By McPartland and Small.
Moving on from cannabis sativa indica and cannabis sativa sativa to cannabis sativa indica Himalayansis and cannabis sativa indica asperrima depending on distribution from the original location of the extinct ancient cannabis wildtype.
Following this new classification, I believe there’s a third undocumented variety in North East Asia.
If anyone else has noticed the samesameification of cannabis strains and is wondering what the path forward is, this may be illuminating.
I recently read "Enabling tabular deep learning when d ≫ n with an auxiliary knowledge graph" (https://arxiv.org/pdf/2306.04766.pdf) for one of my graduate classes. Essentially, when there are significantly more data points than features (n >> d), machine learning usually works fine (assuming data quality, an underlying relationship, etc.). But, for sparse datasets where there are fewer data points than features (d >> n), most machine learning methods fail. There's just not enough data to learn all the relationships. This paper builds a knowledge graph based on relationships and other pre-existing knowledge of data features to improve model performance in this case. It's really interesting - I hadn't realized there were ways to get better performance in this case.
A new way of doing real time physics that dramatically outperforms state of the art by simply introducing a new algorithm. No crazy AI or incremental improvements to existing approaches.
"Cyclic Combinational Circuits", by Marc D. Riedel
> we present theoretical justification for the claim that the optimal form of some [combinational] circuits requires cyclic topologies. We exhibit families of cyclic circuits that are optimal in the number of gates, and we prove lower bounds on the size of equivalent acyclic circuits.
Analyzes a claim made in the 1950s by a prominent statistician: the frequency of interstate wars follows a simple Poisson arrival process and their severity follows a simple power-law distribution.
He was right, but it’s not clear why.
The paper is interesting because it shows how a new bit of knowledge creates a large number of known unknowns from previously unknown unknowns.
It also shows statistical magic was very much possible prior to computers.

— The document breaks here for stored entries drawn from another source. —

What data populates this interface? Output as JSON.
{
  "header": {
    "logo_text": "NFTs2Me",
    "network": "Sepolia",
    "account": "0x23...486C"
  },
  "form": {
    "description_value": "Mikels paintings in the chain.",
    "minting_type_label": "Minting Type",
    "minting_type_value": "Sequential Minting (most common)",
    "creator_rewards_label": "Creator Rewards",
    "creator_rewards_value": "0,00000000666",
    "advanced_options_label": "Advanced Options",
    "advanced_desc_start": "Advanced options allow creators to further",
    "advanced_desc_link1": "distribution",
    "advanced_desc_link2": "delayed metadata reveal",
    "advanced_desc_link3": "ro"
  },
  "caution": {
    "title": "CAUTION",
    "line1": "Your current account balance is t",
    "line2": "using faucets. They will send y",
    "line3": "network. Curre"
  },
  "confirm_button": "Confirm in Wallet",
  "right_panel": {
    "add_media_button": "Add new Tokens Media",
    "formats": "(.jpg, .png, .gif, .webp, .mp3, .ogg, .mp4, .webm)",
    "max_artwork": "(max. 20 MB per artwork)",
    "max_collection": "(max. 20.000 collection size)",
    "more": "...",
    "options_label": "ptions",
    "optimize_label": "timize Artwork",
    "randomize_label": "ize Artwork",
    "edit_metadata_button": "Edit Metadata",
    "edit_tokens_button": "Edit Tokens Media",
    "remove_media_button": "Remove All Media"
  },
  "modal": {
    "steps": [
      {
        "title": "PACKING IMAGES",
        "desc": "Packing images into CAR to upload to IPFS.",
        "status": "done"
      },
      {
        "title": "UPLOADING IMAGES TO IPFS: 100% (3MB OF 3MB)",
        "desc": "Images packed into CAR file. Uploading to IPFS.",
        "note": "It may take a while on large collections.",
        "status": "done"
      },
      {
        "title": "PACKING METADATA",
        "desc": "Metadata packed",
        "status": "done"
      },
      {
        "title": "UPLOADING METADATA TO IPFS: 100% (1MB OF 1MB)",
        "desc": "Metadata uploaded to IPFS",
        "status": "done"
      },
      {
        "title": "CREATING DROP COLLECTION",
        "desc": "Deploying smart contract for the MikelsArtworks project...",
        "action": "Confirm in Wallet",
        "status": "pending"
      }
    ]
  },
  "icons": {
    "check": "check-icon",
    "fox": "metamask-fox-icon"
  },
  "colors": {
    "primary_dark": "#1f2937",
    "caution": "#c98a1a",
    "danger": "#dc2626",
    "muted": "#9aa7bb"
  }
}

"Bounding data races in space and time" was an interesting one I saw recently! It's discussing the memory models of programming languages, and how they can fail pretty horribly when data races occur, and then talks about ways to avoid those. OCaml's multicore support is based on this work, meaning it's memory safety guarantees in when data races occur are pretty interesting
TBH, most of the research papers I've read the past few years have been around diet/nutrition. I can't think of anything in terms of recently blew my mind, some of it is definitely interresting, but most of it is low-quality noise.
Probably the biggest thing that blows my mind is the suppression of the Minnesota Coronary Study in the early 1960's. Literally half a century of dis/misinformation from the govt, pharma and medical industries that was disproven long ago. Nothing higher quality or more definitive since.
Basically, the whole, limit cholesterol and saturated fat intake in favor of more grains and seed oils is based on a theory that was long disproven. And, it's still pushed to this day. Why, there's big money/business in pharma and agriculture (corn, soy, wheat).
It is referenced hundreds of times in many classic papers.
But, here's the thing. It doesn't exist.
Everyone cites Sarin, DeWitt & Rosenb[e|u]rg's paper but none have ever seen it. I've emailed dozens of academics, libraries, and archives - none of them have a copy.
So it blows my mind that something so influential is, effectively, a myth.